Data Analysis and Machine Learning: Neural networks, from the simple perceptron to deep learning and convolutional networks

The multilayer perceptron (MLP)

The multilayer perceptron is a very popular, and easy to implement approach, to deep learning. It consists of

A neural network with one or more layers of nodes between the input and the output nodes.
The multilayer network structure, or architecture, or topology, consists of an input layer, one or more hidden layers, and one output layer.
The input nodes pass values to the first hidden layer, its nodes pass the information on to the second and so on till we reach the output layer.

As a convention it is normal to call a network with one layer of input units, one layer of hidden units and one layer of output units as a two-layer network. A network with two layers of hidden units is called a three-layer network etc etc.

For an MLP network there is no direct connection between the output nodes/neurons/units and the input nodes/neurons/units. Hereafter we will call the various entities of a layer for nodes. There are also no connections within a single layer.

The number of input nodes does not need to equal the number of output nodes. This applies also to the hidden layers. Each layer may have its own number of nodes and activation functions.

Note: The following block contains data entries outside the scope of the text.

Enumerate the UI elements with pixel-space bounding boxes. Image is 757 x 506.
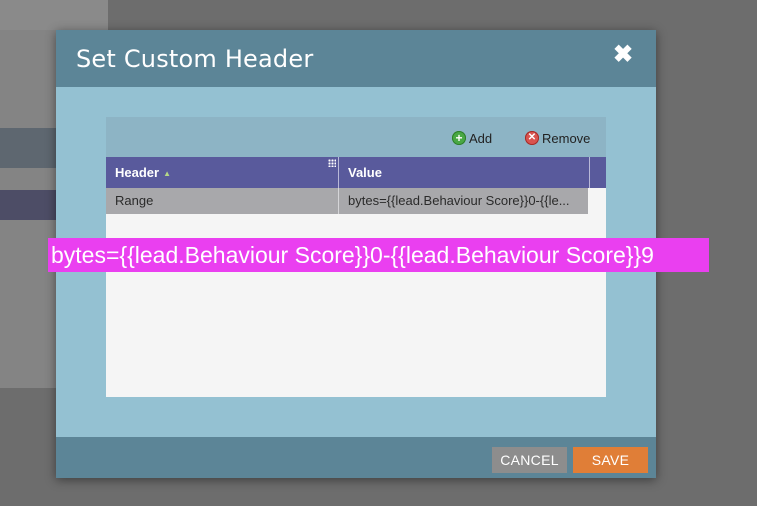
grid-column-headers: Header ▲ Value: [106, 157, 606, 188]
column-header-label: Value: [348, 165, 382, 180]
remove-button-label: Remove: [542, 130, 591, 146]
sort-icon: ▲: [163, 169, 171, 179]
dialog-footer: CANCEL SAVE: [56, 437, 656, 478]
add-button-label: Add: [469, 130, 493, 146]
value-tooltip: bytes={{lead.Behaviour Score}}0-{{lead.B…: [48, 238, 709, 272]
remove-button[interactable]: ✕ Remove: [525, 129, 590, 147]
background-stripe: [0, 128, 56, 168]
background-stripe: [0, 190, 56, 220]
plus-circle-icon: +: [452, 131, 466, 145]
dialog-header: Set Custom Header ✖: [56, 30, 656, 87]
column-header-label: Header: [115, 165, 160, 180]
column-header-value[interactable]: Value: [339, 157, 590, 188]
cancel-button[interactable]: CANCEL: [492, 447, 567, 473]
header-cell[interactable]: Range: [106, 188, 339, 214]
table-row[interactable]: Range bytes={{lead.Behaviour Score}}0-{{…: [106, 188, 588, 214]
close-icon[interactable]: ✖: [612, 43, 634, 67]
background-panel: [0, 0, 108, 30]
x-circle-icon: ✕: [525, 131, 539, 145]
resize-grip-icon[interactable]: [328, 159, 336, 167]
add-button[interactable]: + Add: [452, 129, 492, 147]
save-button[interactable]: SAVE: [573, 447, 648, 473]
dialog-title: Set Custom Header: [76, 45, 314, 73]
grid-toolbar: + Add ✕ Remove: [106, 117, 606, 157]
value-cell[interactable]: bytes={{lead.Behaviour Score}}0-{{le...: [339, 188, 588, 214]
column-header-header[interactable]: Header ▲: [106, 157, 339, 188]
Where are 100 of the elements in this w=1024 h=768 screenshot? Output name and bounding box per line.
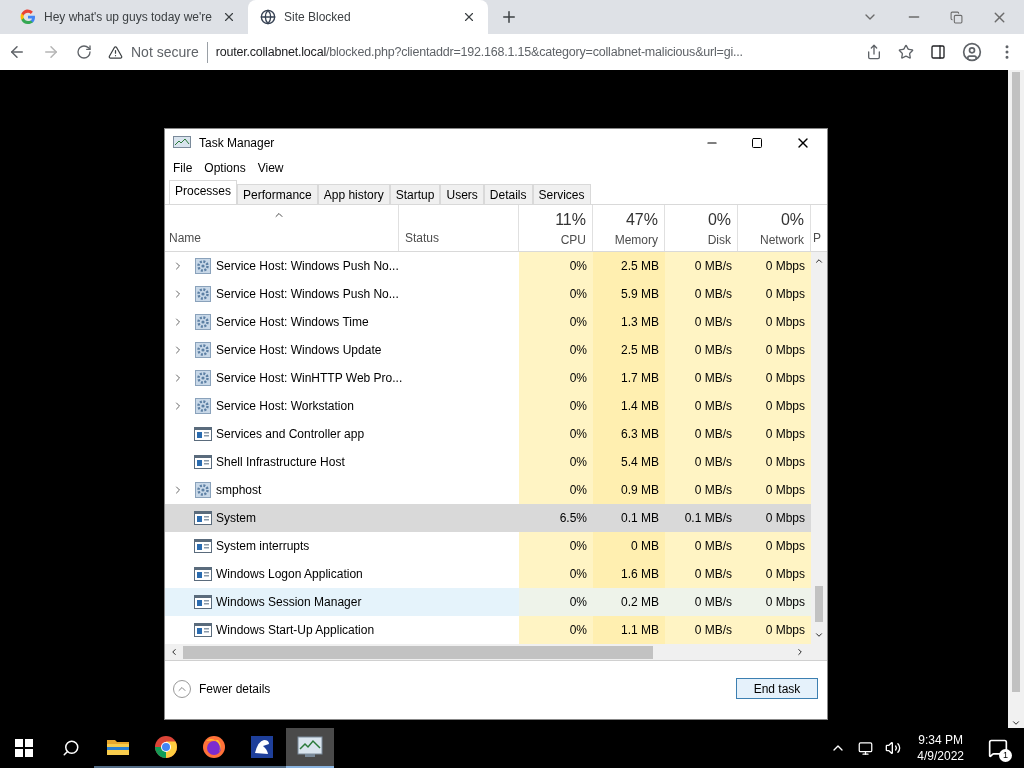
table-cell: 0% — [519, 252, 593, 280]
gear-icon — [195, 342, 211, 358]
volume-icon[interactable] — [885, 740, 902, 756]
table-cell: 0.2 MB — [593, 588, 665, 616]
end-task-button[interactable]: End task — [736, 678, 818, 699]
tab[interactable]: Users — [440, 184, 484, 204]
table-cell: 0 Mbps — [738, 616, 811, 644]
table-cell: 0% — [519, 448, 593, 476]
window-icon — [194, 539, 212, 553]
table-cell: 5.4 MB — [593, 448, 665, 476]
table-cell: 0 MB/s — [665, 448, 738, 476]
globe-icon — [260, 9, 276, 25]
table-cell: 1.7 MB — [593, 364, 665, 392]
scrollbar-thumb[interactable] — [815, 586, 823, 622]
column-total: 0% — [707, 211, 731, 229]
process-row[interactable]: System 6.5% 0.1 MB 0.1 MB/s 0 Mbps — [165, 504, 811, 532]
share-icon[interactable] — [866, 44, 882, 60]
tab[interactable]: Services — [532, 184, 591, 204]
table-cell: 0% — [519, 588, 593, 616]
scroll-down-icon[interactable] — [1011, 718, 1021, 728]
close-icon[interactable] — [462, 10, 476, 24]
fewer-details-button[interactable]: Fewer details — [173, 679, 271, 698]
chrome-icon — [154, 735, 178, 759]
table-cell: 0 MB/s — [665, 588, 738, 616]
vertical-scrollbar[interactable] — [811, 252, 827, 644]
process-name: Service Host: Windows Time — [216, 314, 369, 331]
bookmark-icon[interactable] — [898, 44, 914, 60]
task-manager-icon — [173, 136, 191, 150]
tab[interactable]: App history — [317, 184, 390, 204]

The hidden layers have their name from the fact that they are not linked to observables and as we will see below when we define the so-called activation \( \hat{z} \), we can think of this as a basis expansion of the original inputs \( \hat{x} \). The difference however between neural networks and say linear regression is that now these basis functions (which will correspond to the weights in the network) are learned from data. This results in an important difference between neural networks and deep learning approaches on one side and methods like logistic regression or linear regression and their modifications on the other side.